- Born: 15 June 1936 Kyiv, Ukrainian SSR, Soviet Union
- Died: 24 February 2026 (aged 89) Israel
- Occupations: Conductor; Violinist; Composer; Music educator;
- Organizations: Kyiv Chamber Orchestra; Kyiv Conservatory; Beethoven Orchester Bonn;
- Awards: People's Artist of Ukraine; Order of Merit of the Federal Republic of Germany;

= Roman Kofman =

Ukrainian conductor and composer (1936–2026)

Roman (Avraham) Isaakovych Kofman (Роман (Аврaам) Ісаaкович Кофман, 15 June 1936 – 24 February 2026) was a Ukrainian conductor, violinist, composer, music educator and People's Artist of Ukraine (2003). He was internationally known as concertmaster, co-founder and later artistic director of the Kyiv Chamber Orchestra, and as Generalmusikdirektor of the Beethoven Orchester Bonn from 2003 to 2008, when he was awarded the Order of Merit of the Federal Republic of Germany. He was principal conductor of the National Philharmonic of Ukraine from 2012.

==Life and career==
Roman (Avraham) Isaakovych Kofman was born on 15 June 1936 in Kyiv, Ukrainian SSR. He graduated from the State Conservatory (now the Ukrainian National Academy of Music) with a degree in violin, and a degree in conducting. He soon worked also in the Soviet Union and especially regularly at the Warsaw Opera, but was restricted from work in Western countries from 1973 to 1989. From 1963, he worked as a concertmaster of the Kyiv Chamber Orchestra that he co-founded.

As a conductor, he performed with more than 70 orchestras and ensembles from around the world, in Italy, Austria, Canada, Mexico, the Netherlands, and the United States. He conducted the WDR Symphony Orchestra Cologne, the Bern Symphony Orchestra, orchestra of the Bayerischer Rundfunk, and the Munich Philharmonic.

Between 2003 and 2008, Kofman worked in Germany as the Generalmusikdirektor in Bonn, leading the Beethoven Orchester Bonn and the Bonn Opera, in his first season there conducting Alban Berg's Lulu and Verdi's Macbeth. He programmed all of the Shostakovich symphonies during his tenure.
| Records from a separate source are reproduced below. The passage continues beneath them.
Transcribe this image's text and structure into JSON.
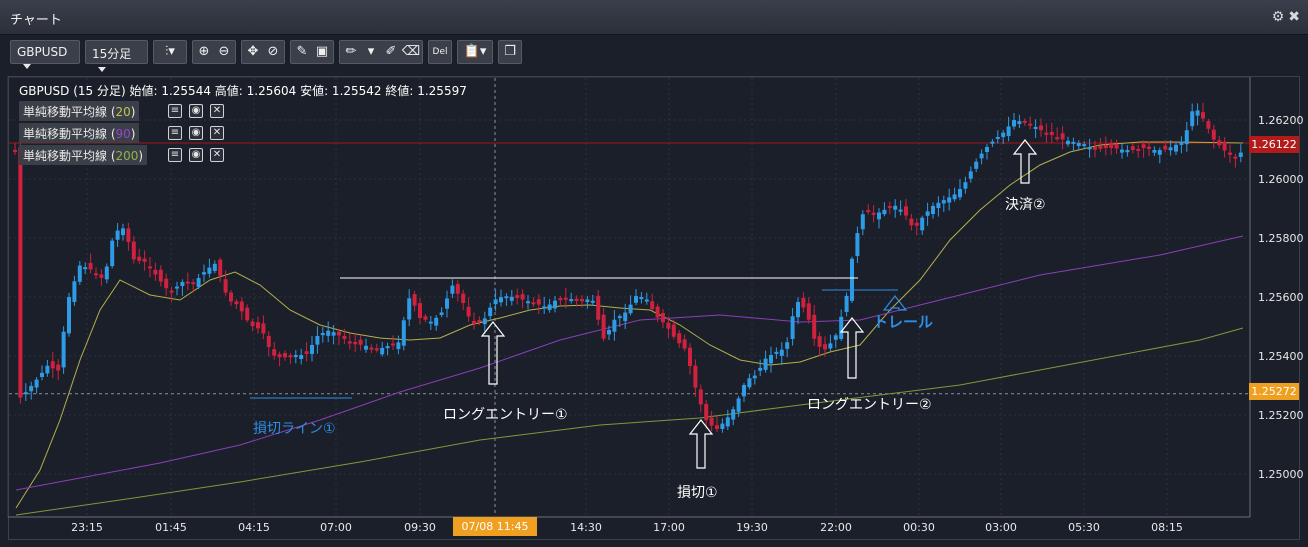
{
  "window": {
    "title": "チャート"
  },
  "toolbar": {
    "symbol": "GBPUSD",
    "timeframe": "15分足",
    "del_label": "Del"
  },
  "info": {
    "ohlc": "GBPUSD (15 分足) 始値: 1.25544 高値: 1.25604 安値: 1.25542 終値: 1.25597"
  },
  "moving_averages": [
    {
      "label": "単純移動平均線",
      "period": "20",
      "color": "#b5b04a"
    },
    {
      "label": "単純移動平均線",
      "period": "90",
      "color": "#8a3fb8"
    },
    {
      "label": "単純移動平均線",
      "period": "200",
      "color": "#7c9a3a"
    }
  ],
  "price_axis": {
    "ticks": [
      "1.26200",
      "1.26000",
      "1.25800",
      "1.25600",
      "1.25400",
      "1.25200",
      "1.25000"
    ],
    "current_price": "1.26122",
    "crosshair_price": "1.25272"
  },
  "time_axis": {
    "ticks": [
      "23:15",
      "01:45",
      "04:15",
      "07:00",
      "09:30",
      "14:30",
      "17:00",
      "19:30",
      "22:00",
      "00:30",
      "03:00",
      "05:30",
      "08:15"
    ],
    "crosshair_time": "07/08 11:45"
  },
  "annotations": {
    "stoploss_line": "損切ライン①",
    "long_entry_1": "ロングエントリー①",
    "stoploss_1": "損切①",
    "long_entry_2": "ロングエントリー②",
    "trail": "トレール",
    "settle_2": "決済②"
  },
  "colors": {
    "up_candle": "#2e9be6",
    "down_candle": "#d0213f",
    "current_price_tag": "#b31b1b",
    "crosshair_tag": "#f0a020"
  }
}
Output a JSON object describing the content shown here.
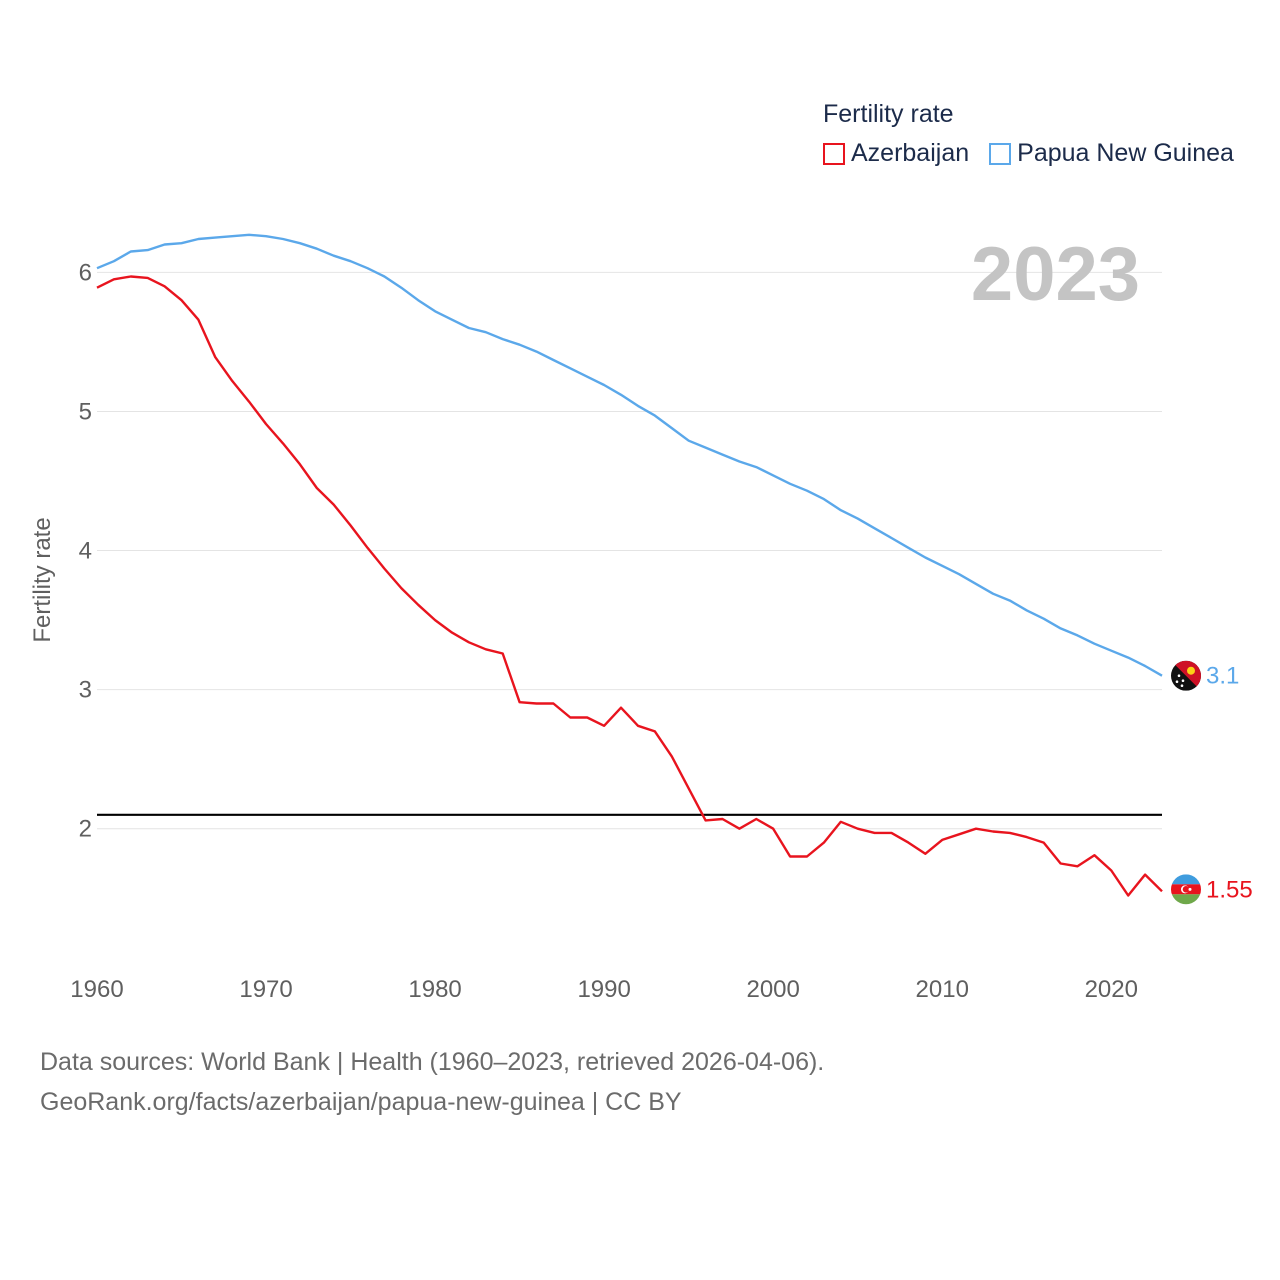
{
  "chart_data": {
    "type": "line",
    "title": "Fertility rate",
    "ylabel": "Fertility rate",
    "xlabel": "",
    "current_year_label": "2023",
    "xlim": [
      1960,
      2023
    ],
    "ylim": [
      1.2,
      6.7
    ],
    "x_ticks": [
      1960,
      1970,
      1980,
      1990,
      2000,
      2010,
      2020
    ],
    "x_tick_labels": [
      "1960",
      "1970",
      "1980",
      "1990",
      "2000",
      "2010",
      "2020"
    ],
    "y_ticks": [
      2,
      3,
      4,
      5,
      6
    ],
    "y_tick_labels": [
      "2",
      "3",
      "4",
      "5",
      "6"
    ],
    "reference_line": {
      "value": 2.1,
      "color": "#000000"
    },
    "x": [
      1960,
      1961,
      1962,
      1963,
      1964,
      1965,
      1966,
      1967,
      1968,
      1969,
      1970,
      1971,
      1972,
      1973,
      1974,
      1975,
      1976,
      1977,
      1978,
      1979,
      1980,
      1981,
      1982,
      1983,
      1984,
      1985,
      1986,
      1987,
      1988,
      1989,
      1990,
      1991,
      1992,
      1993,
      1994,
      1995,
      1996,
      1997,
      1998,
      1999,
      2000,
      2001,
      2002,
      2003,
      2004,
      2005,
      2006,
      2007,
      2008,
      2009,
      2010,
      2011,
      2012,
      2013,
      2014,
      2015,
      2016,
      2017,
      2018,
      2019,
      2020,
      2021,
      2022,
      2023
    ],
    "series": [
      {
        "name": "Azerbaijan",
        "color": "#e8141e",
        "end_label": "1.55",
        "flag_icon": "azerbaijan-flag-icon",
        "values": [
          5.89,
          5.95,
          5.97,
          5.96,
          5.9,
          5.8,
          5.66,
          5.39,
          5.22,
          5.07,
          4.91,
          4.77,
          4.62,
          4.45,
          4.33,
          4.18,
          4.02,
          3.87,
          3.73,
          3.61,
          3.5,
          3.41,
          3.34,
          3.29,
          3.26,
          2.91,
          2.9,
          2.9,
          2.8,
          2.8,
          2.74,
          2.87,
          2.74,
          2.7,
          2.52,
          2.29,
          2.06,
          2.07,
          2.0,
          2.07,
          2.0,
          1.8,
          1.8,
          1.9,
          2.05,
          2.0,
          1.97,
          1.97,
          1.9,
          1.82,
          1.92,
          1.96,
          2.0,
          1.98,
          1.97,
          1.94,
          1.9,
          1.75,
          1.73,
          1.81,
          1.7,
          1.52,
          1.67,
          1.55
        ]
      },
      {
        "name": "Papua New Guinea",
        "color": "#5ba8ea",
        "end_label": "3.1",
        "flag_icon": "papua-new-guinea-flag-icon",
        "values": [
          6.03,
          6.08,
          6.15,
          6.16,
          6.2,
          6.21,
          6.24,
          6.25,
          6.26,
          6.27,
          6.26,
          6.24,
          6.21,
          6.17,
          6.12,
          6.08,
          6.03,
          5.97,
          5.89,
          5.8,
          5.72,
          5.66,
          5.6,
          5.57,
          5.52,
          5.48,
          5.43,
          5.37,
          5.31,
          5.25,
          5.19,
          5.12,
          5.04,
          4.97,
          4.88,
          4.79,
          4.74,
          4.69,
          4.64,
          4.6,
          4.54,
          4.48,
          4.43,
          4.37,
          4.29,
          4.23,
          4.16,
          4.09,
          4.02,
          3.95,
          3.89,
          3.83,
          3.76,
          3.69,
          3.64,
          3.57,
          3.51,
          3.44,
          3.39,
          3.33,
          3.28,
          3.23,
          3.17,
          3.1
        ]
      }
    ]
  },
  "footer": {
    "line1": "Data sources: World Bank | Health (1960–2023, retrieved 2026-04-06).",
    "line2": "GeoRank.org/facts/azerbaijan/papua-new-guinea | CC BY"
  }
}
Kofman was the principal conductor of the Kyiv Chamber Orchestra from 1990 until his death in 2026. He led the symphony orchestra of the National Philharmonic of Ukraine from 2012. Kofman also composed film music. In 2011, he published a literary book containing two short autobiographical novels.

Kofman died on 24 February 2026, at the age of 89.

==Awards==
Kofman was awarded the titles of Merited Artist of Ukraine and People's Artist of Ukraine. He was also awarded the Officer’s Cross First Class of the Order of Merit of the Federal Republic of Germany. He received the Echo Klassik award in 2007, and in 2011 was shortlisted for the Shevchenko National Prize.